Vitamins and minerals are not without risk. Here are 6 ways they can cause damage

One of the reasons why dietary supplements are so popular is the perception that they are harmless.

But like all medications, taking vitamins and minerals has many potential dangers.

The problem is that, unlike conventional drugs, dietary supplements are not required to warn consumers of their potential risks.

They are also not required to submit full documentation of their risks to the Australian medicines regulatory authority, the Therapeutic Goods Administration (TGA), when cleared to market, leaving us all uninformed.

This week I published an article in Australian Prescriber identify six possible harms of taking vitamin and mineral supplements.

What do we mean by supplements?

Food supplements are natural health products such as vitamins, minerals, amino acids, enzymes, plant extracts, and seaweed that are used to increase people’s diets. rather than treating the disease.

Although these products are more commonly referred to as complementary medicines in Australia, particularly by the TGA, the term “dietary supplement” is used frequently by consumers and in the scientific literature.

Food supplements dominate the complementary medicine industry in Australia.

Sales reached AU $ 4.9 billion in 2017, after doubled in the last ten years.

Complementary medicines are widely used in Australia. A national survey published in 2018 showed that 63% of people use them regularly.

Supplements containing vitamins and minerals were the most popular type of complementary medicine, reportedly used by 47% of respondents. Examples include vitamin D, vitamin C, calcium, magnesium, and vitamin A.
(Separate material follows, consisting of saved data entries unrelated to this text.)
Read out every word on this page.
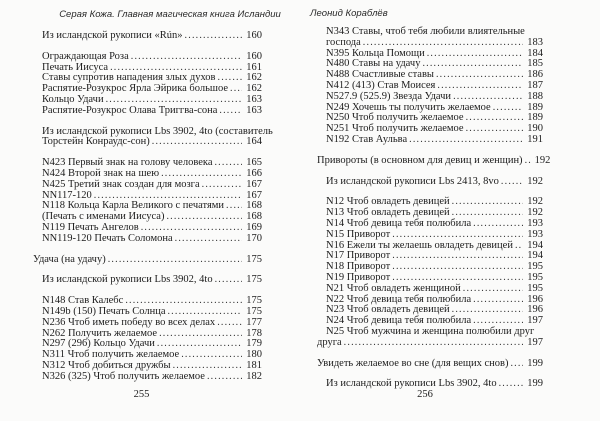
Серая Кожа. Главная магическая книга Исландии
Из исландской рукописи «Rún» .....	160
Ограждающая Роза .....	160
Печать Иисуса .....	161
Ставы супротив нападения злых духов .....	162
Распятие-Розукрос Ярла Эйрика большое ..... 162
Кольцо Удачи .....	163
Распятие-Розукрос Олава Триггва-сона .....	163
Из исландской рукописи Lbs 3902, 4to (составитель
Торстейн Конраудс-сон) .....	164
N423 Первый знак на голову человека .....	165
N424 Второй знак на шею .....	166
N425 Третий знак создан для мозга .....	167
NN117-120 .....	167
N118 Кольца Карла Великого с печатями ..... 168
(Печать с именами Иисуса) .....	168
N119 Печать Ангелов .....	169
NN119-120 Печать Соломона .....	170
Удача (на удачу) .....	175
Из исландской рукописи Lbs 3902, 4to .....	175
N148 Став Калебс .....	175
N149b (150) Печать Солнца .....	175
N236 Чтоб иметь победу во всех делах .....	177
N262 Получить желаемое .....	178
N297 (296) Кольцо Удачи .....	179
N311 Чтоб получить желаемое .....	180
N312 Чтоб добиться дружбы .....	181
N326 (325) Чтоб получить желаемое .....	182
255
Леонид Кораблёв
N343 Ставы, чтоб тебя любили влиятельные
господа .....	183
N395 Кольца Помощи .....	184
N480 Ставы на удачу .....	185
N488 Счастливые ставы .....	186
N412 (413) Став Моисея .....	187
N527.9 (525.9) Звезда Удачи .....	188
N249 Хочешь ты получить желаемое .....	189
N250 Чтоб получить желаемое .....	189
N251 Чтоб получить желаемое .....	190
N192 Став Аульва .....	191
Привороты (в основном для девиц и женщин) ..... 192
Из исландской рукописи Lbs 2413, 8vo .....	192
N12 Чтоб овладеть девицей .....	192
N13 Чтоб овладеть девицей .....	192
N14 Чтоб девица тебя полюбила .....	193
N15 Приворот .....	193
N16 Ежели ты желаешь овладеть девицей ..... 194
N17 Приворот .....	194
N18 Приворот .....	195
N19 Приворот .....	195
N21 Чтоб овладеть женщиной .....	195
N22 Чтоб девица тебя полюбила .....	196
N23 Чтоб овладеть девицей .....	196
N24 Чтоб девица тебя полюбила .....	197
N25 Чтоб мужчина и женщина полюбили друг
друга .....	197
Увидеть желаемое во сне (для вещих снов) ..... 199
Из исландской рукописи Lbs 3902, 4to .....	199
256
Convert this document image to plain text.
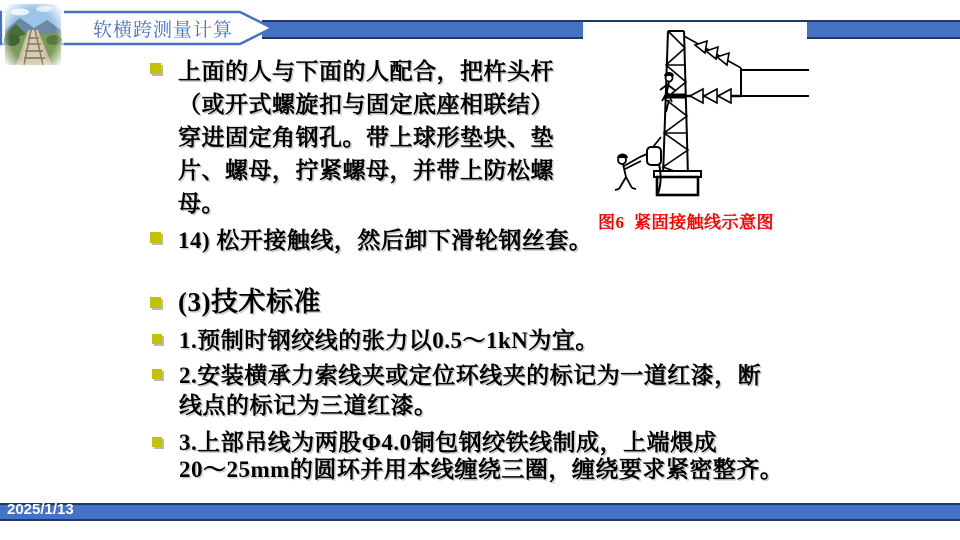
软横跨测量计算
图6  紧固接触线示意图
上面的人与下面的人配合，把杵头杆
（或开式螺旋扣与固定底座相联结）
穿进固定角钢孔。带上球形垫块、垫
片、螺母，拧紧螺母，并带上防松螺
母。
14) 松开接触线，然后卸下滑轮钢丝套。
(3)技术标准
1.预制时钢绞线的张力以0.5～1kN为宜。
2.安装横承力索线夹或定位环线夹的标记为一道红漆，断
线点的标记为三道红漆。
3.上部吊线为两股Φ4.0铜包钢绞铁线制成，上端煨成
20～25mm的圆环并用本线缠绕三圈，缠绕要求紧密整齐。
2025/1/13
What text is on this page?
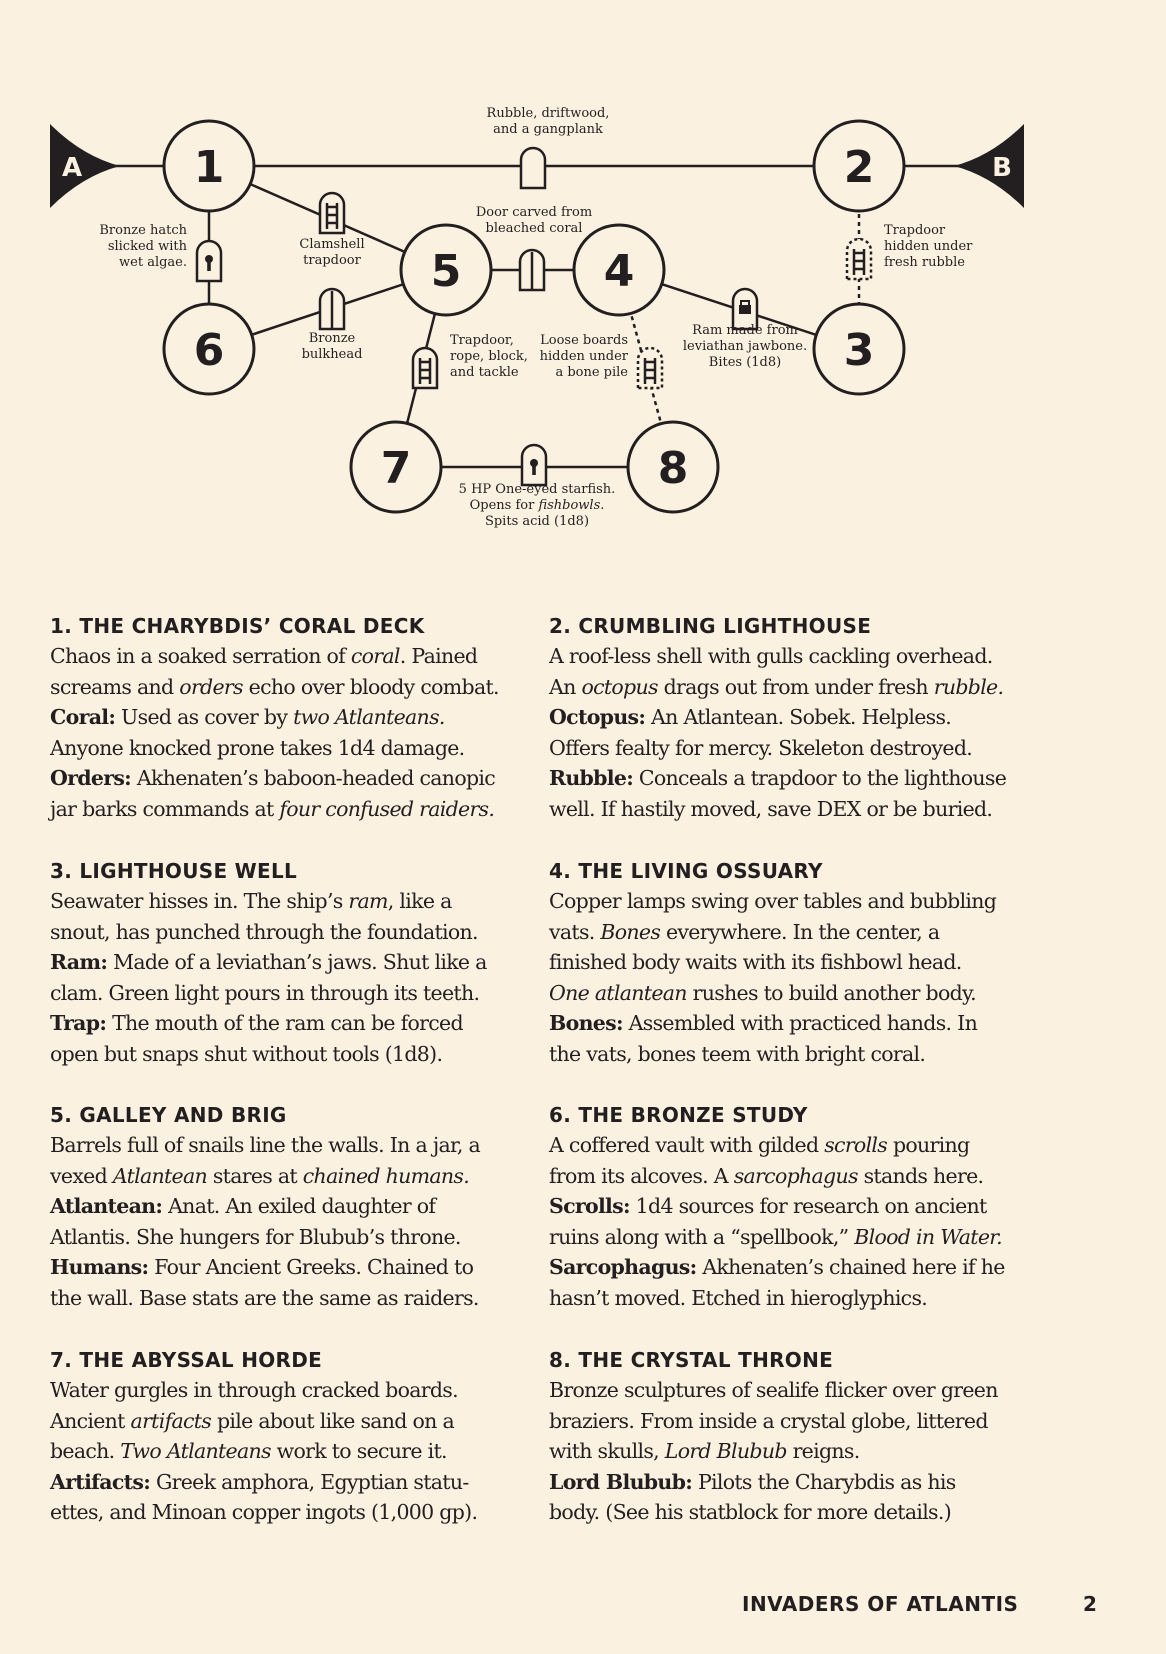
A	B
1	2
3
4
5
6
7	8
Rubble, driftwood, and a gangplank
Bronze hatch slicked with wet algae.
Clamshell trapdoor
Door carved from bleached coral
Bronze bulkhead
Trapdoor hidden under fresh rubble
Ram made from leviathan jawbone. Bites (1d8)
Trapdoor, rope, block, and tackle
Loose boards hidden under a bone pile
5 HP One-eyed starfish. Opens for fishbowls. Spits acid (1d8)
1. THE CHARYBDIS’ CORAL DECK

Chaos in a soaked serration of coral. Pained
screams and orders echo over bloody combat.
Coral: Used as cover by two Atlanteans.
Anyone knocked prone takes 1d4 damage.
Orders: Akhenaten’s baboon-headed canopic
jar barks commands at four confused raiders.

2. CRUMBLING LIGHTHOUSE

A roof-less shell with gulls cackling overhead.
An octopus drags out from under fresh rubble.
Octopus: An Atlantean. Sobek. Helpless.
Offers fealty for mercy. Skeleton destroyed.
Rubble: Conceals a trapdoor to the lighthouse
well. If hastily moved, save DEX or be buried.

3. LIGHTHOUSE WELL

Seawater hisses in. The ship’s ram, like a
snout, has punched through the foundation.
Ram: Made of a leviathan’s jaws. Shut like a
clam. Green light pours in through its teeth.
Trap: The mouth of the ram can be forced
open but snaps shut without tools (1d8).

4. THE LIVING OSSUARY

Copper lamps swing over tables and bubbling
vats. Bones everywhere. In the center, a
finished body waits with its fishbowl head.
One atlantean rushes to build another body.
Bones: Assembled with practiced hands. In
the vats, bones teem with bright coral.

5. GALLEY AND BRIG

Barrels full of snails line the walls. In a jar, a
vexed Atlantean stares at chained humans.
Atlantean: Anat. An exiled daughter of
Atlantis. She hungers for Blubub’s throne.
Humans: Four Ancient Greeks. Chained to
the wall. Base stats are the same as raiders.

6. THE BRONZE STUDY

A coffered vault with gilded scrolls pouring
from its alcoves. A sarcophagus stands here.
Scrolls: 1d4 sources for research on ancient
ruins along with a “spellbook,” Blood in Water.
Sarcophagus: Akhenaten’s chained here if he
hasn’t moved. Etched in hieroglyphics.

7. THE ABYSSAL HORDE

Water gurgles in through cracked boards.
Ancient artifacts pile about like sand on a
beach. Two Atlanteans work to secure it.
Artifacts: Greek amphora, Egyptian statu-
ettes, and Minoan copper ingots (1,000 gp).

8. THE CRYSTAL THRONE

Bronze sculptures of sealife flicker over green
braziers. From inside a crystal globe, littered
with skulls, Lord Blubub reigns.
Lord Blubub: Pilots the Charybdis as his
body. (See his statblock for more details.)

INVADERS OF ATLANTIS	2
Read more: Thinking of trying collagen supplements for your skin? Healthy food is better value for money


6 potential harms of food supplements

People often say that they have never heard of the harms of dietary supplements. This is not surprising, given that their marketing is largely benefit-based with little to no mention of the potential harm.

In addition, consumer information leaflets are never provided, and few products carry warnings on their packaging of potential serious effects.

Nevertheless, there is well recognized night of Ingredients food supplements, which would be familiar to anyone who has studied pharmacology, especially when these substances are consumed in large doses.

For these reasons, some high dose vitamin A and selenium products are legally regulated by the TGA as Schedule 2 (pharmacy only), Schedule 3 (pharmacist only) and Schedule 4 drugs. (prescription drugs only).

When considering the possible harm that could occur with dietary supplements, most people only think about side effects.

However, as with any medicine, at least six types of damage can occur. that I identified in my research:

  • Side effects. Side effects of vitamins and minerals can occur with short or long term use. Usually, side effects occur at too high doses, but not always. They can also cause new diseases or disrupt existing conditions. Some supplements also pose risks during pregnancy and breastfeeding

  • Drugs interactions. Interactions with other drugs, certain foods, and certain illnesses can make other drugs more toxic or less effective

  • Cost. The cost of dietary supplements can impact people’s finances and their ability to afford treatment or other essentials.

  • Delay more effective treatment. Time spent taking ineffective products can delay more effective interventions, waste valuable time and allow disease to progress

  • False hope or fraud. Falling for fraudulent claims offering false hope can be demoralizing and depressing, which for some can mean the difference between continuing to deal with a health problem and giving up.

  • Drug burden. As the number of drugs and supplements increases, so does the risk of something going wrong. This includes the risk of side effects, drug interactions or making a mistake.

The key to safety is the dose

Many dietary supplements are used safely for medical purposes. Women are prescribed folic acid and iodine during pregnancy, for example, or vitamin and mineral supplements are given for deficiencies, such as iron.

The key to using them safely is the dose, which is determined from research showing that the benefits outweigh the risks.

This is not the case when people self-heal with products bought on the open market. Consumers rarely consider the dosage effective or safe, and often just take the dosage recommended on the label – which might be unnecessary – or what they think is right.

Many people overlook the risk of overdosing on the same ingredient like vitamin B6 or vitamin A, which is more likely when taken through multiple products.



Read more: New study on vitamin supplements finds they can do more harm than good


In order for people to make informed decisions about using dietary supplements, the details of the pros and cons should be evidence-based and readily available. People need to know not only where to look for this information, but also how to criticize it.

Healthcare professionals can help people by openly discussing the risks and benefits of dietary supplements, explaining why dose is important for both effectiveness and safety, and directing them to good quality information that goes to the forefront. – beyond what appears on the manufacturer’s label.

Manufacturers should be required to make this information more easily accessible.

When evaluating the potential benefits and risks of supplements, it is essential to look beyond the main or well-known ingredient. Identify the exact product used, all of its ingredients, dose taken, and potential for cumulative overdose from repeated ingredients in multiple products.

As with all medicines, if you have any side effects or problems after taking food supplements, report them to the TGA.